Mas Jonathan Faull (retratado), que trabalhou na Comissão durante 38 anos até se aposentar em 2016, afirmou que pagar para ter acesso à zona franca não era a forma como a UE funcionava.
"Você pode comprar acesso ao mercado único? Não é algo que está à venda dessa forma", disse ele à BBC's Newsnight programa na tarde de quinta-feira (5 de janeiro).
Isso contrasta com a ideia lançada pelo ministro do Brexit, David Davis, que disse que depois que o Reino Unido deixar a UE, dando-lhe o controle sobre a migração, o país poderia continuar a fazer pagamentos para o orçamento da UE, a fim de manter o acesso de seus exportadores ao mercado único.
Uma área em que a Grã-Bretanha teve uma mão forte para negociar com a UE como uma cooperação de defesa que o bloco deseja continuar, disse Faull.
"Mas isso é mais complicado se você estiver fora da UE, porque parte dos mecanismos usados para esse fim são hoje mecanismos da UE", disse ele.
O alerta de Faull de que a Grã-Bretanha não será capaz de comprar o acesso ao mercado único da UE chega em um momento de mudança para a equipe britânica de negociação do Brexit. Ivan Rogers, o enviado do país à UE, pediu demissão no início desta semana e foi substituído por Tim Barrow.
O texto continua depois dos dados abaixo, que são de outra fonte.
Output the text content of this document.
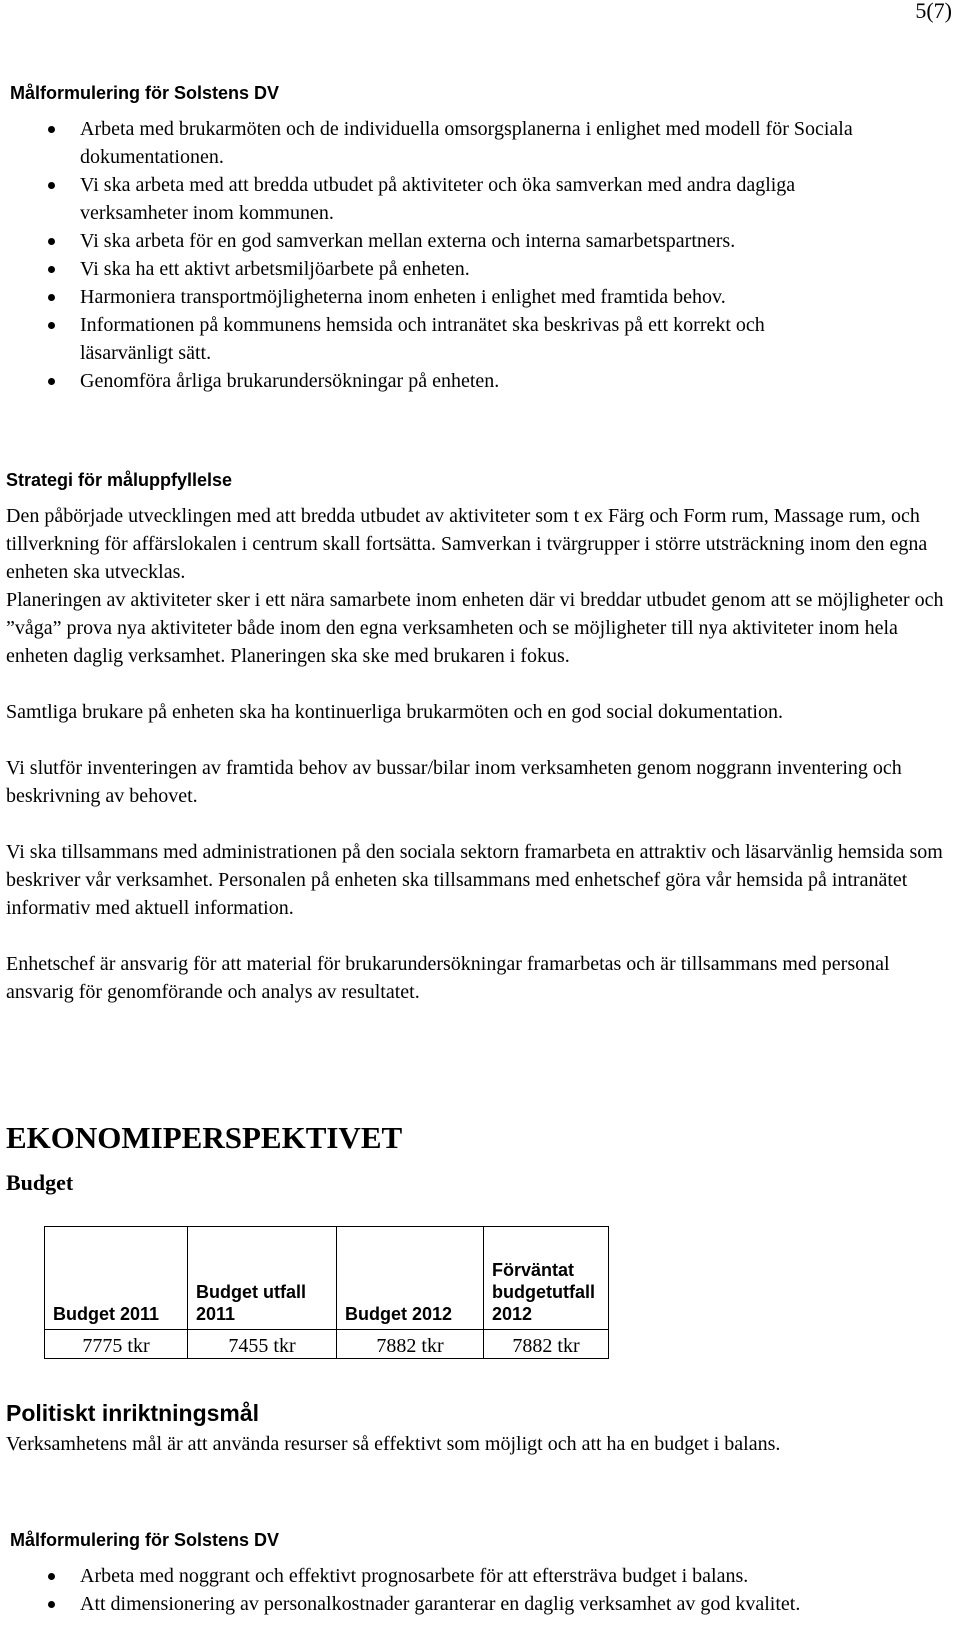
5(7)
Målformulering för Solstens DV
Arbeta med brukarmöten och de individuella omsorgsplanerna i enlighet med modell för Sociala dokumentationen.
Vi ska arbeta med att bredda utbudet på aktiviteter och öka samverkan med andra dagliga verksamheter inom kommunen.
Vi ska arbeta för en god samverkan mellan externa och interna samarbetspartners.
Vi ska ha ett aktivt arbetsmiljöarbete på enheten.
Harmoniera transportmöjligheterna inom enheten i enlighet med framtida behov.
Informationen på kommunens hemsida och intranätet ska beskrivas på ett korrekt och läsarvänligt sätt.
Genomföra årliga brukarundersökningar på enheten.
Strategi för måluppfyllelse

Den påbörjade utvecklingen med att bredda utbudet av aktiviteter som t ex Färg och Form rum, Massage rum, och tillverkning för affärslokalen i centrum skall fortsätta. Samverkan i tvärgrupper i större utsträckning inom den egna enheten ska utvecklas.

Planeringen av aktiviteter sker i ett nära samarbete inom enheten där vi breddar utbudet genom att se möjligheter och ”våga” prova nya aktiviteter både inom den egna verksamheten och se möjligheter till nya aktiviteter inom hela enheten daglig verksamhet. Planeringen ska ske med brukaren i fokus.

Samtliga brukare på enheten ska ha kontinuerliga brukarmöten och en god social dokumentation.

Vi slutför inventeringen av framtida behov av bussar/bilar inom verksamheten genom noggrann inventering och beskrivning av behovet.

Vi ska tillsammans med administrationen på den sociala sektorn framarbeta en attraktiv och läsarvänlig hemsida som beskriver vår verksamhet. Personalen på enheten ska tillsammans med enhetschef göra vår hemsida på intranätet informativ med aktuell information.

Enhetschef är ansvarig för att material för brukarundersökningar framarbetas och är tillsammans med personal ansvarig för genomförande och analys av resultatet.

EKONOMIPERSPEKTIVET
Budget
Budget 2011	Budget utfall 2011	Budget 2012	Förväntat budgetutfall 2012
7775 tkr	7455 tkr	7882 tkr	7882 tkr
Politiskt inriktningsmål
Verksamhetens mål är att använda resurser så effektivt som möjligt och att ha en budget i balans.
Målformulering för Solstens DV
Arbeta med noggrant och effektivt prognosarbete för att eftersträva budget i balans.
Att dimensionering av personalkostnader garanterar en daglig verksamhet av god kvalitet.
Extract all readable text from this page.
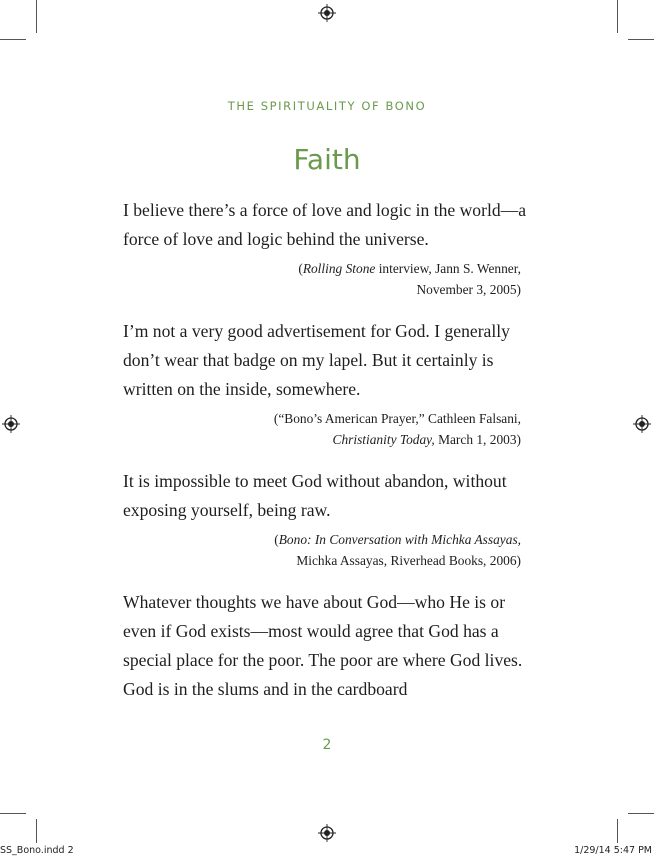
THE SPIRITUALITY OF BONO
Faith

I believe there’s a force of love and logic in the world—a force of love and logic behind the universe.

(Rolling Stone interview, Jann S. Wenner,
November 3, 2005)

I’m not a very good advertisement for God. I generally don’t wear that badge on my lapel. But it certainly is written on the inside, somewhere.

(“Bono’s American Prayer,” Cathleen Falsani,
Christianity Today, March 1, 2003)

It is impossible to meet God without abandon, without exposing yourself, being raw.

(Bono: In Conversation with Michka Assayas,
Michka Assayas, Riverhead Books, 2006)

Whatever thoughts we have about God—who He is or even if God exists—most would agree that God has a special place for the poor. The poor are where God lives. God is in the slums and in the cardboard

2
SS_Bono.indd 2	1/29/14 5:47 PM
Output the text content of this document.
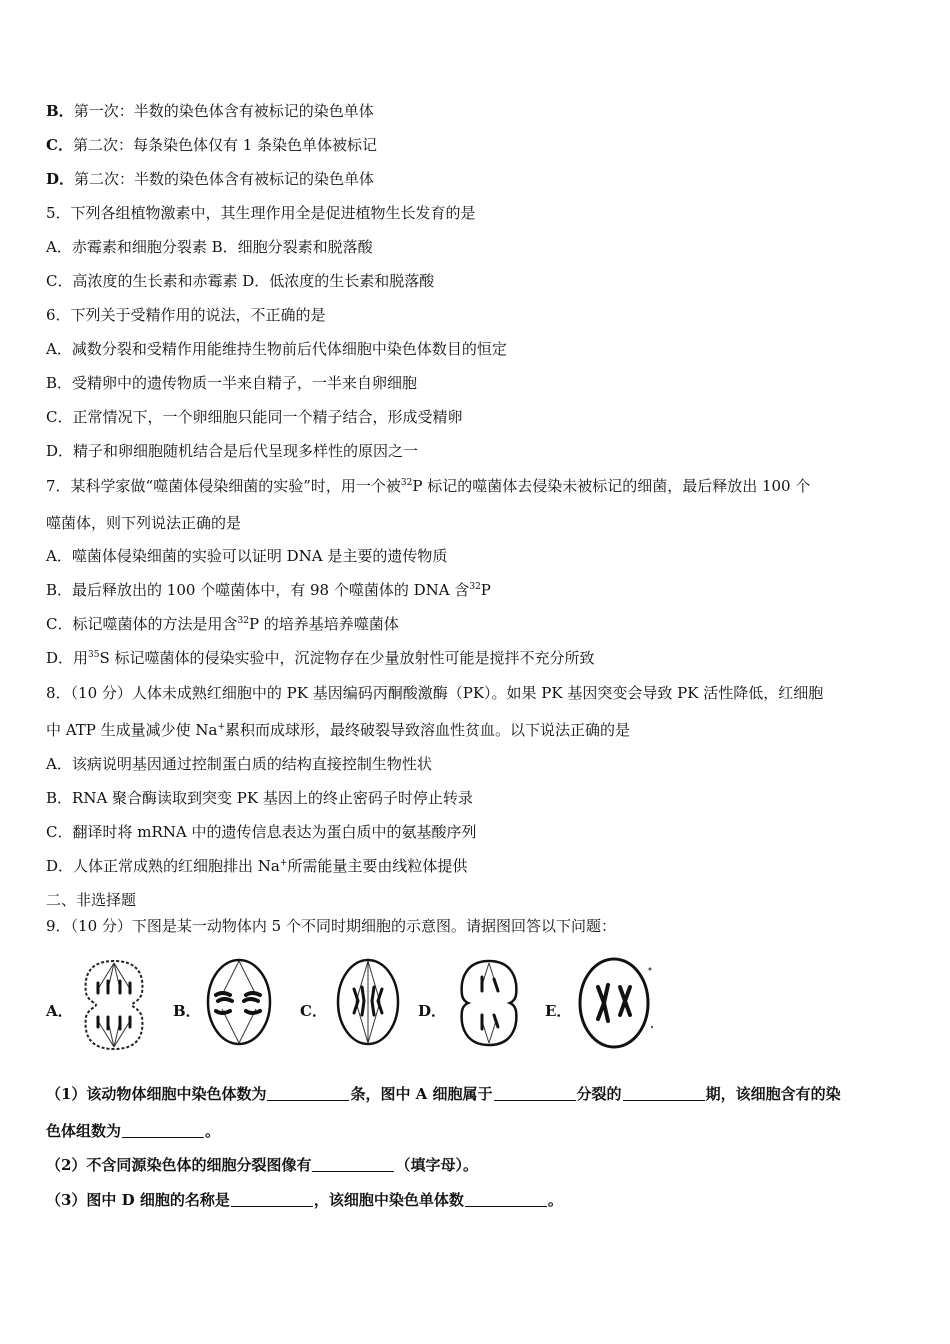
B．第一次：半数的染色体含有被标记的染色单体
C．第二次：每条染色体仅有 1 条染色单体被标记
D．第二次：半数的染色体含有被标记的染色单体
5．下列各组植物激素中，其生理作用全是促进植物生长发育的是
A．赤霉素和细胞分裂素 B．细胞分裂素和脱落酸
C．高浓度的生长素和赤霉素 D．低浓度的生长素和脱落酸
6．下列关于受精作用的说法，不正确的是
A．减数分裂和受精作用能维持生物前后代体细胞中染色体数目的恒定
B．受精卵中的遗传物质一半来自精子，一半来自卵细胞
C．正常情况下，一个卵细胞只能同一个精子结合，形成受精卵
D．精子和卵细胞随机结合是后代呈现多样性的原因之一
7．某科学家做“噬菌体侵染细菌的实验”时，用一个被$^{32}$P 标记的噬菌体去侵染未被标记的细菌，最后释放出 100 个
噬菌体，则下列说法正确的是
A．噬菌体侵染细菌的实验可以证明 DNA 是主要的遗传物质
B．最后释放出的 100 个噬菌体中，有 98 个噬菌体的 DNA 含$^{32}$P
C．标记噬菌体的方法是用含$^{32}$P 的培养基培养噬菌体
D．用$^{35}$S 标记噬菌体的侵染实验中，沉淀物存在少量放射性可能是搅拌不充分所致
8．（10 分）人体未成熟红细胞中的 PK 基因编码丙酮酸激酶（PK）。如果 PK 基因突变会导致 PK 活性降低，红细胞
中 ATP 生成量减少使 Na+累积而成球形，最终破裂导致溶血性贫血。以下说法正确的是
A．该病说明基因通过控制蛋白质的结构直接控制生物性状
B．RNA 聚合酶读取到突变 PK 基因上的终止密码子时停止转录
C．翻译时将 mRNA 中的遗传信息表达为蛋白质中的氨基酸序列
D．人体正常成熟的红细胞排出 Na+所需能量主要由线粒体提供
二、非选择题
9．（10 分）下图是某一动物体内 5 个不同时期细胞的示意图。请据图回答以下问题：
A．	B．	C．	D．	E．
（1）该动物体细胞中染色体数为	条，图中 A 细胞属于	分裂的	期，该细胞含有的染
色体组数为	。
（2）不含同源染色体的细胞分裂图像有	（填字母）。
（3）图中 D 细胞的名称是	，该细胞中染色单体数	。
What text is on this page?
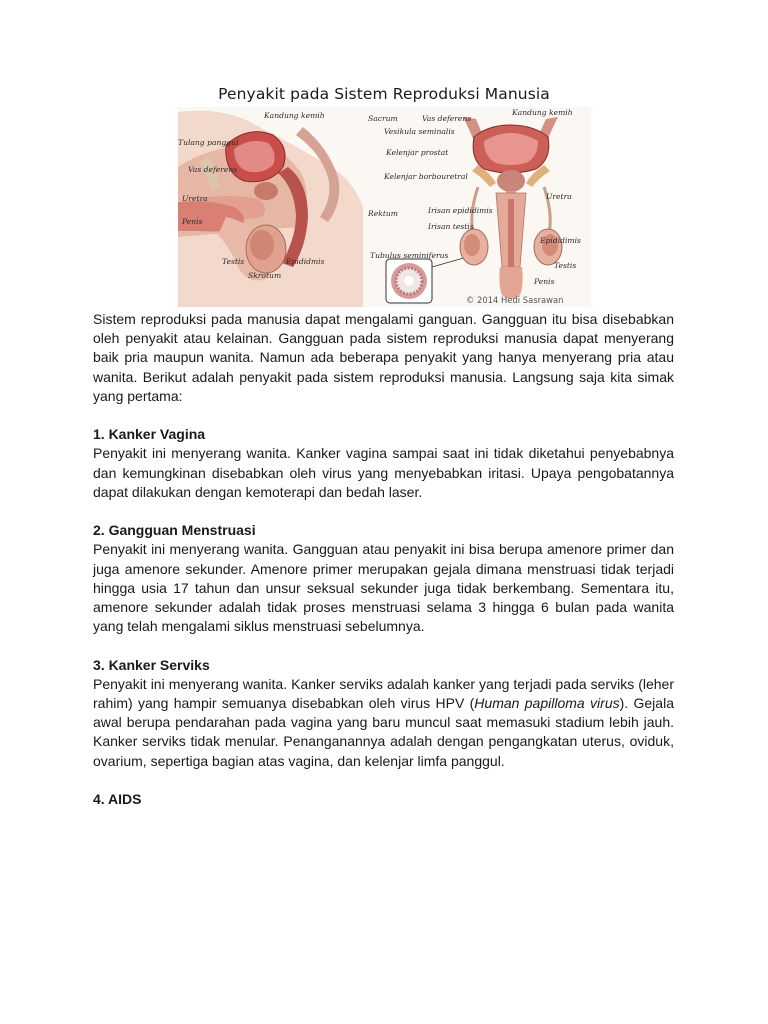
Penyakit pada Sistem Reproduksi Manusia
Kandung kemih	Sacrum
Vesikula seminalis
Tulang panggul
Kelenjar prostat
Vas deferens
Kelenjar borbouretral
Uretra
Rektum
Penis
Epididmis
Testis
Skrotum
Tubulus seminiferus
Vas deferens
Kandung kemih
Uretra
Irisan epididimis
Irisan testis
Epididimis
Testis
Penis
© 2014 Hedi Sasrawan

Sistem reproduksi pada manusia dapat mengalami ganguan. Gangguan itu bisa disebabkan oleh penyakit atau kelainan. Gangguan pada sistem reproduksi manusia dapat menyerang baik pria maupun wanita. Namun ada beberapa penyakit yang hanya menyerang pria atau wanita. Berikut adalah penyakit pada sistem reproduksi manusia. Langsung saja kita simak yang pertama:

1. Kanker Vagina

Penyakit ini menyerang wanita. Kanker vagina sampai saat ini tidak diketahui penyebabnya dan kemungkinan disebabkan oleh virus yang menyebabkan iritasi. Upaya pengobatannya dapat dilakukan dengan kemoterapi dan bedah laser.

2. Gangguan Menstruasi

Penyakit ini menyerang wanita. Gangguan atau penyakit ini bisa berupa amenore primer dan juga amenore sekunder. Amenore primer merupakan gejala dimana menstruasi tidak terjadi hingga usia 17 tahun dan unsur seksual sekunder juga tidak berkembang. Sementara itu, amenore sekunder adalah tidak proses menstruasi selama 3 hingga 6 bulan pada wanita yang telah mengalami siklus menstruasi sebelumnya.

3. Kanker Serviks

Penyakit ini menyerang wanita. Kanker serviks adalah kanker yang terjadi pada serviks (leher rahim) yang hampir semuanya disebabkan oleh virus HPV (Human papilloma virus). Gejala awal berupa pendarahan pada vagina yang baru muncul saat memasuki stadium lebih jauh. Kanker serviks tidak menular. Penanganannya adalah dengan pengangkatan uterus, oviduk, ovarium, sepertiga bagian atas vagina, dan kelenjar limfa panggul.

4. AIDS
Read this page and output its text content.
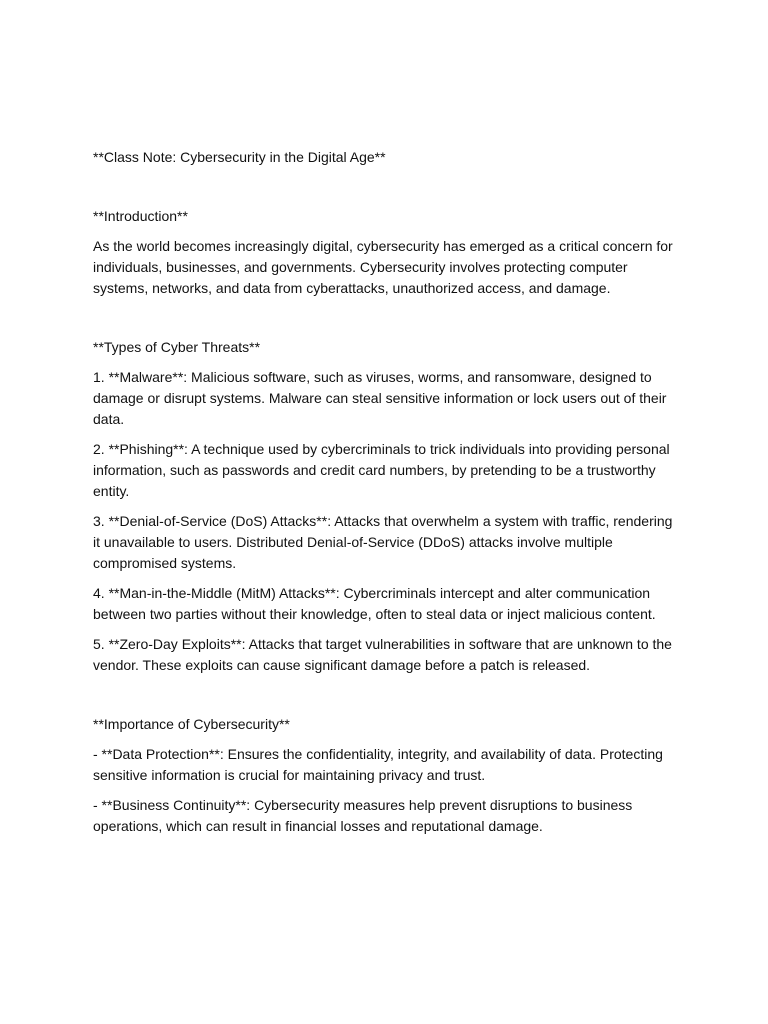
**Class Note: Cybersecurity in the Digital Age**

**Introduction**

As the world becomes increasingly digital, cybersecurity has emerged as a critical concern for individuals, businesses, and governments. Cybersecurity involves protecting computer systems, networks, and data from cyberattacks, unauthorized access, and damage.

**Types of Cyber Threats**

1. **Malware**: Malicious software, such as viruses, worms, and ransomware, designed to damage or disrupt systems. Malware can steal sensitive information or lock users out of their data.

2. **Phishing**: A technique used by cybercriminals to trick individuals into providing personal information, such as passwords and credit card numbers, by pretending to be a trustworthy entity.

3. **Denial-of-Service (DoS) Attacks**: Attacks that overwhelm a system with traffic, rendering it unavailable to users. Distributed Denial-of-Service (DDoS) attacks involve multiple compromised systems.

4. **Man-in-the-Middle (MitM) Attacks**: Cybercriminals intercept and alter communication between two parties without their knowledge, often to steal data or inject malicious content.

5. **Zero-Day Exploits**: Attacks that target vulnerabilities in software that are unknown to the vendor. These exploits can cause significant damage before a patch is released.

**Importance of Cybersecurity**

- **Data Protection**: Ensures the confidentiality, integrity, and availability of data. Protecting sensitive information is crucial for maintaining privacy and trust.

- **Business Continuity**: Cybersecurity measures help prevent disruptions to business operations, which can result in financial losses and reputational damage.
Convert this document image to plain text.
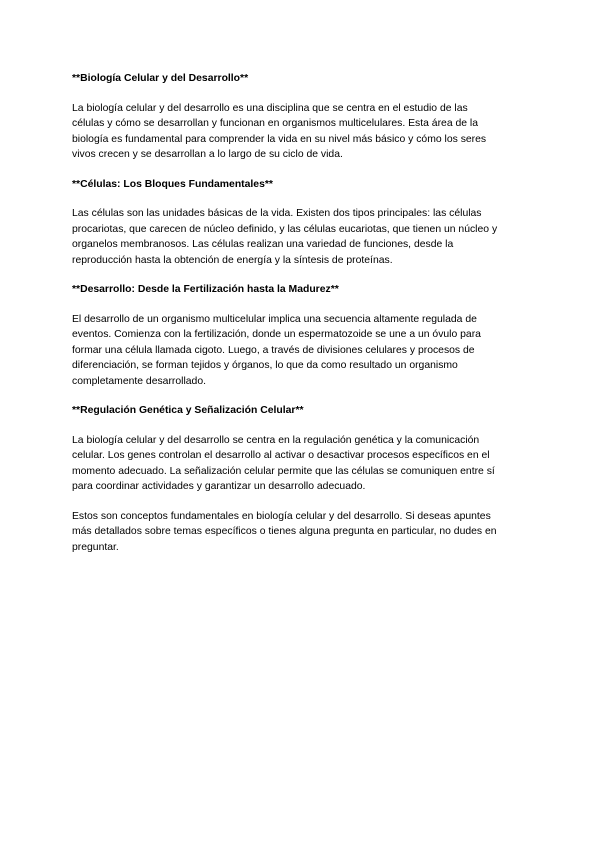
**Biología Celular y del Desarrollo**
La biología celular y del desarrollo es una disciplina que se centra en el estudio de las
células y cómo se desarrollan y funcionan en organismos multicelulares. Esta área de la
biología es fundamental para comprender la vida en su nivel más básico y cómo los seres
vivos crecen y se desarrollan a lo largo de su ciclo de vida.
**Células: Los Bloques Fundamentales**
Las células son las unidades básicas de la vida. Existen dos tipos principales: las células
procariotas, que carecen de núcleo definido, y las células eucariotas, que tienen un núcleo y
organelos membranosos. Las células realizan una variedad de funciones, desde la
reproducción hasta la obtención de energía y la síntesis de proteínas.
**Desarrollo: Desde la Fertilización hasta la Madurez**
El desarrollo de un organismo multicelular implica una secuencia altamente regulada de
eventos. Comienza con la fertilización, donde un espermatozoide se une a un óvulo para
formar una célula llamada cigoto. Luego, a través de divisiones celulares y procesos de
diferenciación, se forman tejidos y órganos, lo que da como resultado un organismo
completamente desarrollado.
**Regulación Genética y Señalización Celular**
La biología celular y del desarrollo se centra en la regulación genética y la comunicación
celular. Los genes controlan el desarrollo al activar o desactivar procesos específicos en el
momento adecuado. La señalización celular permite que las células se comuniquen entre sí
para coordinar actividades y garantizar un desarrollo adecuado.
Estos son conceptos fundamentales en biología celular y del desarrollo. Si deseas apuntes
más detallados sobre temas específicos o tienes alguna pregunta en particular, no dudes en
preguntar.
Até agora, a primeira-ministra May disse pouco publicamente sobre sua posição de negociação antes do que se espera ser uma das negociações internacionais mais complicadas que a Grã-Bretanha se envolveu desde a Segunda Guerra Mundial.
Alguns investidores temem que o governo priorize a redução da imigração, o chamado "Brexit rígido", em vez de garantir que a Grã-Bretanha mantenha o acesso ao mercado único.
Faull rejeitou a ideia de que a Grã-Bretanha pudesse ter um acordo com o bloco semelhante ao da Noruega, não membro da UE, apontando que a Noruega faz contribuições orçamentárias para a UE, além de aceitar a livre circulação de pessoas.
“Nesse sentido (a Noruega) não está comprando acesso ao mercado único, está participando de um projeto”, disse Faull.